The film itself functions as a subversion of typical American cinema. It begins with a classical credit sequence then opens to an idyllic depiction of a farm. Norman Rockwell and the opening of Wizard of Oz leaps into mind. We see the child Alice head towards her house singing a song. The misleading veneer is soon shattered by her foul language and displeasure with her situation, then we are dropped into an authentic world of abusive men, rash decisions, the compromise of dreams, hope, the relationships we have with each other, and ultimately, just how unpredictable life can be and how we have to make do and carry on. Even the perspective of the film shifts from a classic full frame to widescreen, indicating we aren’t in Kansas anymore. Again and again, we see glimpses of classic Americana and television reminding us of this picturesque lie that doesn’t exist and never has. But unlike many films that go down this route, Alice Doesn’t Live Here Anymore never feels bitter, morose, and pessimistic. These are people with problems but they are also people with great qualities, that can surprise us and make us love them.

What sets this above many of Scorsese’s efforts is the strength of his characters, in particular Alice. This is a massive compliment to film in my eyes as I think great characters are a trademark of his films. Rarely has a woman felt so real. She has a short temper, big dreams, and tries her best to be a good mother. It’s easy to see many of the women I have known and loved in her. She is strong but vulnerable. Well meaning but constantly makes mistakes. It is through her that it becomes obvious that Burstyn is a dynamite actress and that she was indeed given control of this passion project and her collaboration with Scorsese truly brought out something special from both of them.

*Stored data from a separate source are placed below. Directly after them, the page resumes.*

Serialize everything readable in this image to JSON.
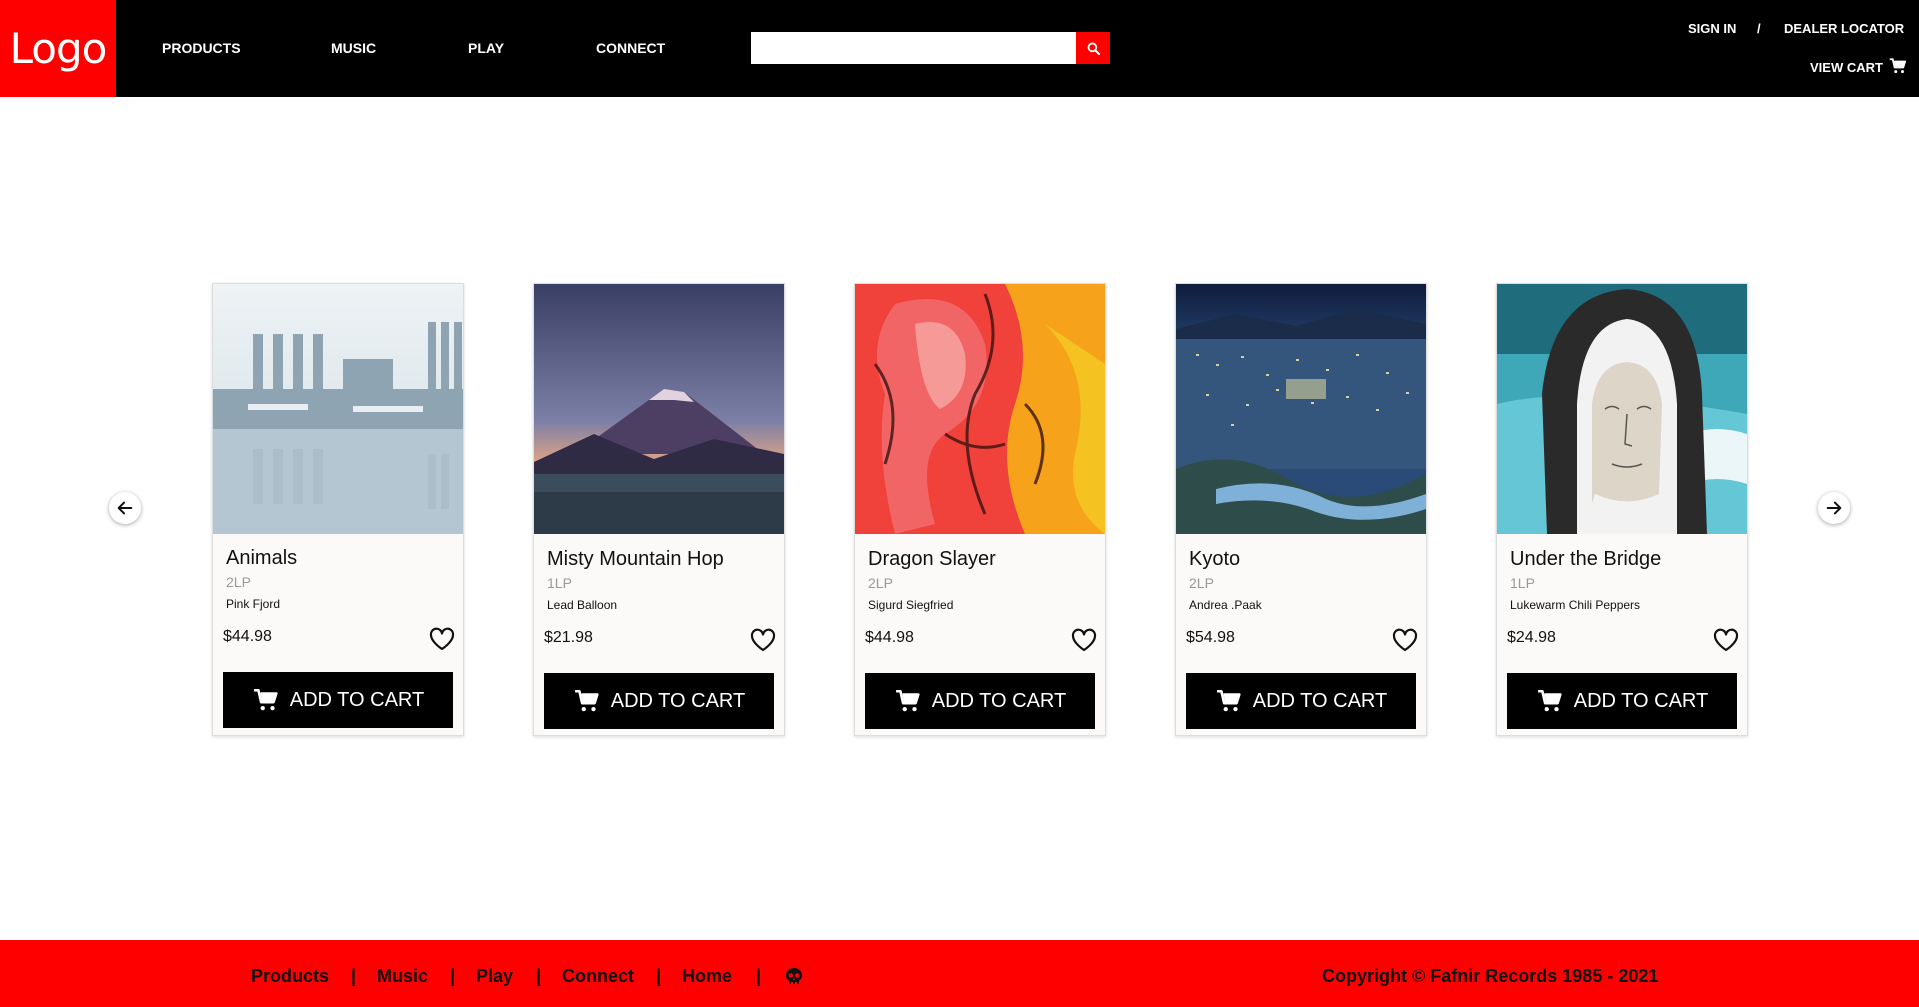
{
  "header": {
    "logo": "Logo",
    "nav": [
      "PRODUCTS",
      "MUSIC",
      "PLAY",
      "CONNECT"
    ],
    "search_placeholder": "",
    "sign_in": "SIGN IN",
    "separator": "/",
    "dealer_locator": "DEALER LOCATOR",
    "view_cart": "VIEW CART"
  },
  "products": [
    {
      "title": "Animals",
      "format": "2LP",
      "artist": "Pink Fjord",
      "price": "$44.98",
      "button": "ADD TO CART",
      "art": "factory-reflection"
    },
    {
      "title": "Misty Mountain Hop",
      "format": "1LP",
      "artist": "Lead Balloon",
      "price": "$21.98",
      "button": "ADD TO CART",
      "art": "mountain-dusk"
    },
    {
      "title": "Dragon Slayer",
      "format": "2LP",
      "artist": "Sigurd Siegfried",
      "price": "$44.98",
      "button": "ADD TO CART",
      "art": "fire-painting"
    },
    {
      "title": "Kyoto",
      "format": "2LP",
      "artist": "Andrea .Paak",
      "price": "$54.98",
      "button": "ADD TO CART",
      "art": "city-night"
    },
    {
      "title": "Under the Bridge",
      "format": "1LP",
      "artist": "Lukewarm Chili Peppers",
      "price": "$24.98",
      "button": "ADD TO CART",
      "art": "hooded-figure"
    }
  ],
  "footer": {
    "links": [
      "Products",
      "Music",
      "Play",
      "Connect",
      "Home"
    ],
    "separator": "|",
    "copyright": "Copyright © Fafnir Records 1985 - 2021"
  },
  "colors": {
    "accent": "#ff0000",
    "header_bg": "#000000",
    "card_bg": "#fcf9f9"
  },
  "icons": [
    "search-icon",
    "cart-icon",
    "heart-icon",
    "arrow-left-icon",
    "arrow-right-icon",
    "skull-icon"
  ]
}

One of the things that drew me in was the cinematography. It often worked as an extension to Alice, reflecting her current mood. It circles her, almost floating, giving entire sequences an ethereal feel as she becomes swept up in her piano music and seeing. We feel her elation from her struggle of a life in these moments and can’t help but be hypnotized. In other moments of stress, Scorsese uses a more cinema verite style: the camera becomes shakier, the takes longer, and we feel almost as voyeurs to her dysfunction. You can almost predict the turns a sequence will take based on the visual aesthetic alone and this is quite simply a marvel.

I would go into her relationships in a bit more depth but I promised not to spoil the film. I will say that Kristofferson is excellent. He manages to take a character that could’ve easily been a caricature of masculinity and grounds him with a humanity that can only be accomplished by throwing yourself into a role completely. Keitel is great as always, making great use of his screentime by playing the audience in the same way he plays Alice. We know what will come but we are swept up in it just the same. I would also like to compliment, Billy Green Bush, for making his character Donald have glimpses of the soft side that likely kept Alice in a marriage with him, simply by emoting as his dialogue was incredibly limited.

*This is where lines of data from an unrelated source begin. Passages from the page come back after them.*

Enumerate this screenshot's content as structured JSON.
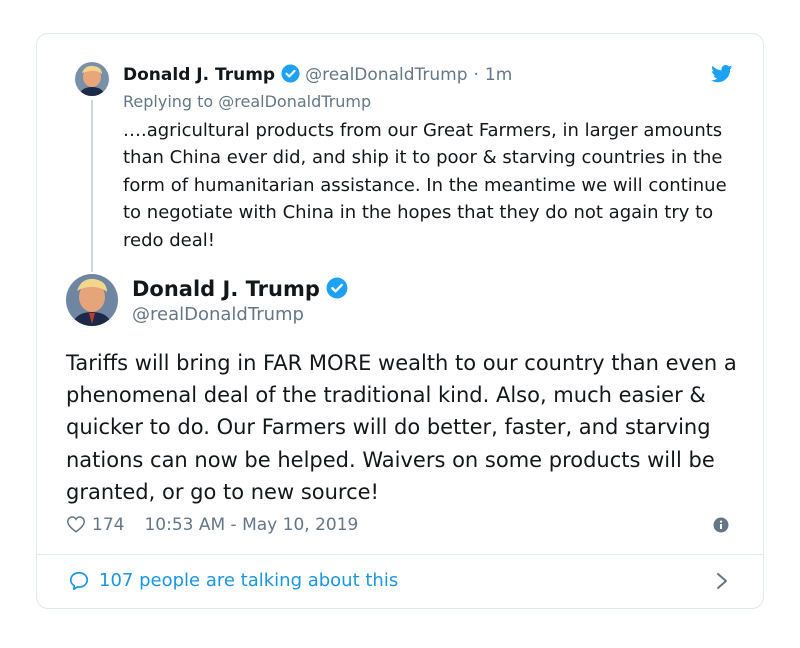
{
  "colors": {
    "link": "#1b95e0",
    "secondary_text": "#657786",
    "verified": "#1da1f2",
    "border": "#e1e8ed"
  },
  "icons": [
    "twitter-bird-icon",
    "verified-icon",
    "heart-icon",
    "info-icon",
    "speech-bubble-icon",
    "chevron-right-icon"
  ],
  "parent_tweet": {
    "name": "Donald J. Trump",
    "handle": "@realDonaldTrump",
    "separator": "·",
    "time": "1m",
    "replying_to": "Replying to @realDonaldTrump",
    "text": "….agricultural products from our Great Farmers, in larger amounts than China ever did, and ship it to poor & starving countries in the form of humanitarian assistance. In the meantime we will continue to negotiate with China in the hopes that they do not again try to redo deal!"
  },
  "main_tweet": {
    "name": "Donald J. Trump",
    "handle": "@realDonaldTrump",
    "text": "Tariffs will bring in FAR MORE wealth to our country than even a phenomenal deal of the traditional kind. Also, much easier & quicker to do. Our Farmers will do better, faster, and starving nations can now be helped. Waivers on some products will be granted, or go to new source!",
    "likes": "174",
    "timestamp": "10:53 AM - May 10, 2019"
  },
  "footer": {
    "talking_text": "107 people are talking about this"
  }
}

The true most important relationship of the film, however, is of that with her son. They love each other but are put in a terrible situation that frequently shifts their dynamic into being either others capture, torturing each other with boredom, bad jokes, knee jerk emotional reactions, as well as moments of great touching compassion. The water fight between them is one of those rare moments in film that feels utterly real and brings up all sorts of nostalgia for moments I shared with my mother.

My final word is see it. If you like Scorsese see it. If you don’t like Scorsese, see it anyways. It might surprise you. I loved it.